Es ist geschafft: Am 27. Februar konnte die Abteilung Kegeln des 1. SV Pößneck ihre neue Kegelbahn offiziell einweihen. Viel Schweiß der Abteilungsmitglieder, viel Mühe der Fachfirma und vor allem Herzblut sind in Neubau und Umgestaltung geflossen. Abteilungsleiterin Katja Thiele dankte allen Beteiligten - von Geldgebern über Handwerker bis hin zu den fleißigen Helferlein. Viele Gäste waren der Einladung in die Straße des Friedens gefolgt, darunter Vertreter von Landessportbundes, des Kreissportbundes, des Kegelkreises Saale-Orla sowie des Präsidiums des 1. SV Pößneck und natürlich zahlreiche Kegelsportler.
Die symbolischen ersten Kugeln durften der Geschäftsführer des LSB Thüringen Thomas Zirkel, Landrat Christian Herrgott, Pößnecks Bürgermeister Michael Modde und Vereinspräsident Jürgen Kühn werfen.

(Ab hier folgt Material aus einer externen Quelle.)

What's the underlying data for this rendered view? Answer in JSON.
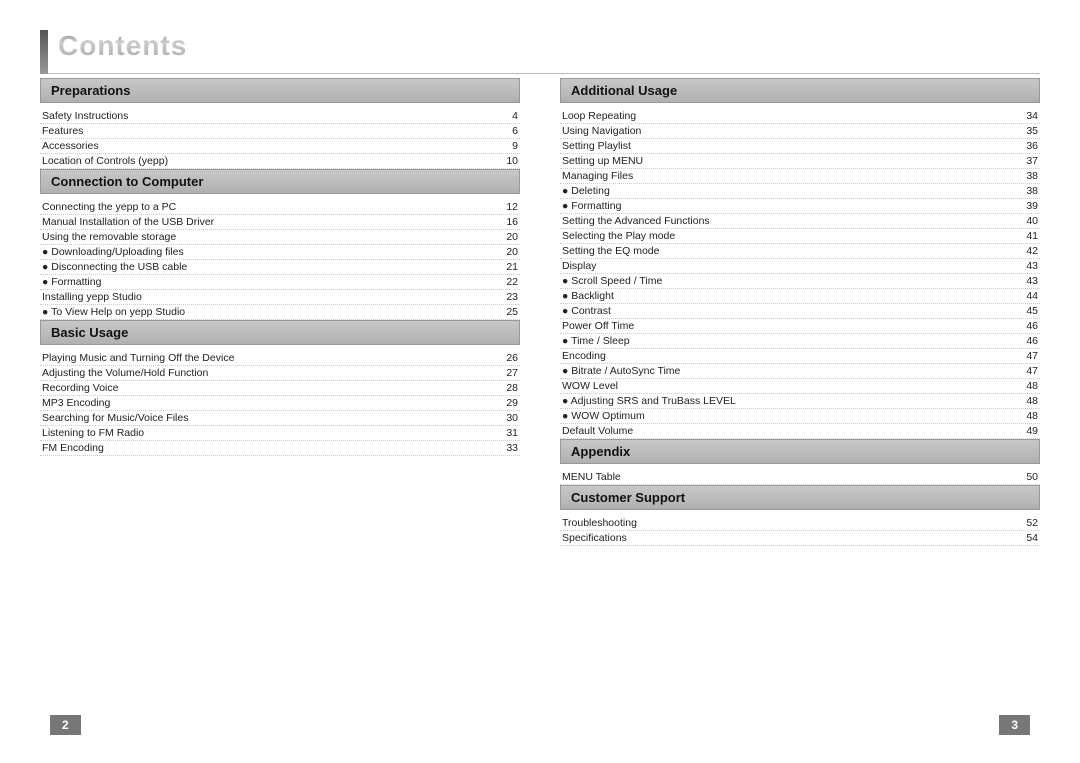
{
  "title": "Contents",
  "page_left": "2",
  "page_right": "3",
  "left_sections": [
    {
      "id": "preparations",
      "header": "Preparations",
      "entries": [
        {
          "label": "Safety Instructions",
          "page": "4"
        },
        {
          "label": "Features",
          "page": "6"
        },
        {
          "label": "Accessories",
          "page": "9"
        },
        {
          "label": "Location of Controls (yepp)",
          "page": "10"
        }
      ]
    },
    {
      "id": "connection",
      "header": "Connection to Computer",
      "entries": [
        {
          "label": "Connecting the yepp to a PC",
          "page": "12"
        },
        {
          "label": "Manual Installation of the USB Driver",
          "page": "16"
        },
        {
          "label": "Using the removable storage",
          "page": "20"
        },
        {
          "label": "● Downloading/Uploading files",
          "page": "20"
        },
        {
          "label": "● Disconnecting the USB cable",
          "page": "21"
        },
        {
          "label": "● Formatting",
          "page": "22"
        },
        {
          "label": "Installing yepp Studio",
          "page": "23"
        },
        {
          "label": "● To View Help on yepp Studio",
          "page": "25"
        }
      ]
    },
    {
      "id": "basic",
      "header": "Basic Usage",
      "entries": [
        {
          "label": "Playing Music and Turning Off the Device",
          "page": "26"
        },
        {
          "label": "Adjusting the Volume/Hold Function",
          "page": "27"
        },
        {
          "label": "Recording Voice",
          "page": "28"
        },
        {
          "label": "MP3 Encoding",
          "page": "29"
        },
        {
          "label": "Searching for Music/Voice Files",
          "page": "30"
        },
        {
          "label": "Listening to FM Radio",
          "page": "31"
        },
        {
          "label": "FM Encoding",
          "page": "33"
        }
      ]
    }
  ],
  "right_sections": [
    {
      "id": "additional",
      "header": "Additional Usage",
      "entries": [
        {
          "label": "Loop Repeating",
          "page": "34"
        },
        {
          "label": "Using Navigation",
          "page": "35"
        },
        {
          "label": "Setting Playlist",
          "page": "36"
        },
        {
          "label": "Setting up MENU",
          "page": "37"
        },
        {
          "label": "Managing Files",
          "page": "38"
        },
        {
          "label": "● Deleting",
          "page": "38"
        },
        {
          "label": "● Formatting",
          "page": "39"
        },
        {
          "label": "Setting the Advanced Functions",
          "page": "40"
        },
        {
          "label": "Selecting the Play mode",
          "page": "41"
        },
        {
          "label": "Setting the EQ mode",
          "page": "42"
        },
        {
          "label": "Display",
          "page": "43"
        },
        {
          "label": "● Scroll Speed / Time",
          "page": "43"
        },
        {
          "label": "● Backlight",
          "page": "44"
        },
        {
          "label": "● Contrast",
          "page": "45"
        },
        {
          "label": "Power Off Time",
          "page": "46"
        },
        {
          "label": "● Time / Sleep",
          "page": "46"
        },
        {
          "label": "Encoding",
          "page": "47"
        },
        {
          "label": "● Bitrate / AutoSync Time",
          "page": "47"
        },
        {
          "label": "WOW Level",
          "page": "48"
        },
        {
          "label": "● Adjusting SRS and TruBass LEVEL",
          "page": "48"
        },
        {
          "label": "● WOW Optimum",
          "page": "48"
        },
        {
          "label": "Default Volume",
          "page": "49"
        }
      ]
    },
    {
      "id": "appendix",
      "header": "Appendix",
      "entries": [
        {
          "label": "MENU Table",
          "page": "50"
        }
      ]
    },
    {
      "id": "customer",
      "header": "Customer Support",
      "entries": [
        {
          "label": "Troubleshooting",
          "page": "52"
        },
        {
          "label": "Specifications",
          "page": "54"
        }
      ]
    }
  ]
}
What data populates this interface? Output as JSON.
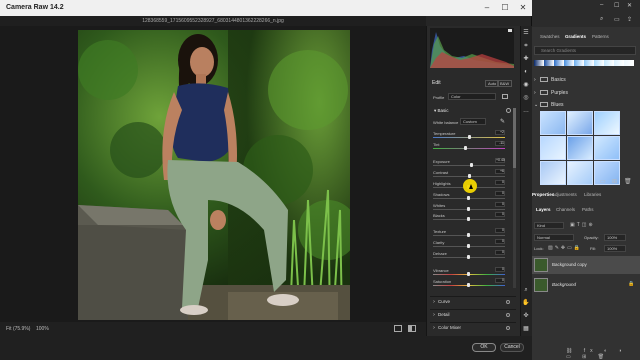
{
  "titlebar": {
    "title": "Camera Raw 14.2"
  },
  "filebar": {
    "filename": "128368559_1715609552328927_6803144801362228266_n.jpg"
  },
  "bottom": {
    "zoom_select": "Fit (75.9%)",
    "zoom_100": "100%"
  },
  "footer": {
    "ok_label": "OK",
    "cancel_label": "Cancel"
  },
  "panel": {
    "edit_title": "Edit",
    "auto_label": "Auto",
    "bw_label": "B&W",
    "profile_label": "Profile",
    "profile_value": "Color",
    "basic_title": "Basic",
    "white_balance_label": "White balance",
    "white_balance_value": "Custom",
    "sliders": [
      {
        "label": "Temperature",
        "value": "+2",
        "position": 0.52
      },
      {
        "label": "Tint",
        "value": "-11",
        "position": 0.46
      },
      {
        "label": "Exposure",
        "value": "+0.40",
        "position": 0.55
      },
      {
        "label": "Contrast",
        "value": "+6",
        "position": 0.52
      },
      {
        "label": "Highlights",
        "value": "0",
        "position": 0.5
      },
      {
        "label": "Shadows",
        "value": "0",
        "position": 0.5
      },
      {
        "label": "Whites",
        "value": "0",
        "position": 0.5
      },
      {
        "label": "Blacks",
        "value": "0",
        "position": 0.5
      },
      {
        "label": "Texture",
        "value": "0",
        "position": 0.5
      },
      {
        "label": "Clarity",
        "value": "0",
        "position": 0.5
      },
      {
        "label": "Dehaze",
        "value": "0",
        "position": 0.5
      },
      {
        "label": "Vibrance",
        "value": "0",
        "position": 0.5
      },
      {
        "label": "Saturation",
        "value": "0",
        "position": 0.5
      }
    ],
    "sections": [
      "Curve",
      "Detail",
      "Color Mixer"
    ]
  },
  "ps": {
    "top_tabs": [
      "Swatches",
      "Gradients",
      "Patterns"
    ],
    "search_placeholder": "Search Gradients",
    "groups": [
      "Basics",
      "Purples",
      "Blues"
    ],
    "layer_tabs": [
      "Properties",
      "Adjustments",
      "Libraries"
    ],
    "layer_subtabs": [
      "Layers",
      "Channels",
      "Paths"
    ],
    "kind_label": "Kind",
    "mode_label": "Normal",
    "opacity_label": "Opacity:",
    "opacity_value": "100%",
    "lock_label": "Lock:",
    "fill_label": "Fill:",
    "fill_value": "100%",
    "layers": [
      {
        "name": "Background copy"
      },
      {
        "name": "Background"
      }
    ]
  }
}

Letztgenannter rekapitulierte noch einmal das Ausnahmeprojekt, das ein Gesamtvolumen von 170.000 bis 175.000 Euro aufweist. 99.000 Euro davon kamen als Fördermittel vom Landessportbund, 20.000 Euro von der Stadt Pößneck und weitere 10.000 Euro steuerte der Landkreis Saale-Orla bei. Der übrige Anteil wurde in Eigenleistung der Abteilung Kegeln erbracht bzw. von privaten Spendern hinzugegeben.
Kegelbahnbauer Lutz Möckel erläuterte kurz die technischen Innovationen, die nun auf der bundesligatauglichen 4-Bahnen-Kegelanlage verbaut sind: Bildschirme, moderne Touchscreens und ein digitales Auswertungssystem machen Wettkämpfe künftig nicht nur für die Sportler selbst, sondern auch für die Zuschauer zu einem besonderen Erlebnis.

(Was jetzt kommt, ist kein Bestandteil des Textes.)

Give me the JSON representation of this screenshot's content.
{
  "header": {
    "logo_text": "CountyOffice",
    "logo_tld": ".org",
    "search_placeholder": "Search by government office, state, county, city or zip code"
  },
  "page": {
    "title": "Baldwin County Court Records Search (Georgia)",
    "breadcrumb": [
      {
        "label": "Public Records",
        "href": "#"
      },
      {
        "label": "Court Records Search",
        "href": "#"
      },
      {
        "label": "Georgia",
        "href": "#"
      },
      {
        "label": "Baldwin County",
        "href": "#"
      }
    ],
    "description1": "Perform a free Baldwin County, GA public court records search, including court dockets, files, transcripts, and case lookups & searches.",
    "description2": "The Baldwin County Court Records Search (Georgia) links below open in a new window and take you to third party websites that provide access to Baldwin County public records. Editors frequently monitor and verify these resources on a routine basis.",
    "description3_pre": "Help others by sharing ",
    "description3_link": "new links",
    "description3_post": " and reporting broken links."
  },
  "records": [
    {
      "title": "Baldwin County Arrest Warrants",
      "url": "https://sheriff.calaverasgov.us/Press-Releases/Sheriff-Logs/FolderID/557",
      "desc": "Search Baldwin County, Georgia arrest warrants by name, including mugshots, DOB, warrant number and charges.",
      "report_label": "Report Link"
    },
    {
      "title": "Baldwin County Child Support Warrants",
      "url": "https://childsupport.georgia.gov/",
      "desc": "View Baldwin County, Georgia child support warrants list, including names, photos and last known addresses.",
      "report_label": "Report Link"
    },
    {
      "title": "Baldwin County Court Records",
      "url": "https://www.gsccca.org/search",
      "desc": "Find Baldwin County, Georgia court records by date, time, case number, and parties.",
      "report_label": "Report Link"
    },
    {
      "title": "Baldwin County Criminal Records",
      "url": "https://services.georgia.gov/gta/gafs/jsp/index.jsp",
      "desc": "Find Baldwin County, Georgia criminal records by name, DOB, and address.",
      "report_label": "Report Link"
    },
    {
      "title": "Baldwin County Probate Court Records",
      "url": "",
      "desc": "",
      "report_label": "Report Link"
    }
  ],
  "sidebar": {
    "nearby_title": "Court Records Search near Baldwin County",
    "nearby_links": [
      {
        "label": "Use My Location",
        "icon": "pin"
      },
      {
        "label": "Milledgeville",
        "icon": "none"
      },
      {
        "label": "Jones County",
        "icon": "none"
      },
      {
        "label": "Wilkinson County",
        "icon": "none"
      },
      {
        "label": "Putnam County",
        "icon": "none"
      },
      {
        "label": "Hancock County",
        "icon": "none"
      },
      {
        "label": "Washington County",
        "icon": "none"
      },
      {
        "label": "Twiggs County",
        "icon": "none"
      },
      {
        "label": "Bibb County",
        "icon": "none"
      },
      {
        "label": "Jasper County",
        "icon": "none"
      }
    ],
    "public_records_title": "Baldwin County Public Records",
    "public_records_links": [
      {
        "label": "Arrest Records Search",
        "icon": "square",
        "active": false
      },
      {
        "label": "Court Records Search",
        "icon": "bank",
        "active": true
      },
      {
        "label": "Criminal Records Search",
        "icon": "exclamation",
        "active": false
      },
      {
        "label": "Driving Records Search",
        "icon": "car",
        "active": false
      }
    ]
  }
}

Für einen Höhepunkt will der Sportwart Volkmar Timmler des Kegelkreises Saale-Orla noch in diesem Jahr sorgen: Die Deutschen Meister, Weltpokal- und Champions-League-Sieger im Kegeln aus Zerbst sollen nach Pößneck kommen und hier gegen eine Kreisauswahl antreten.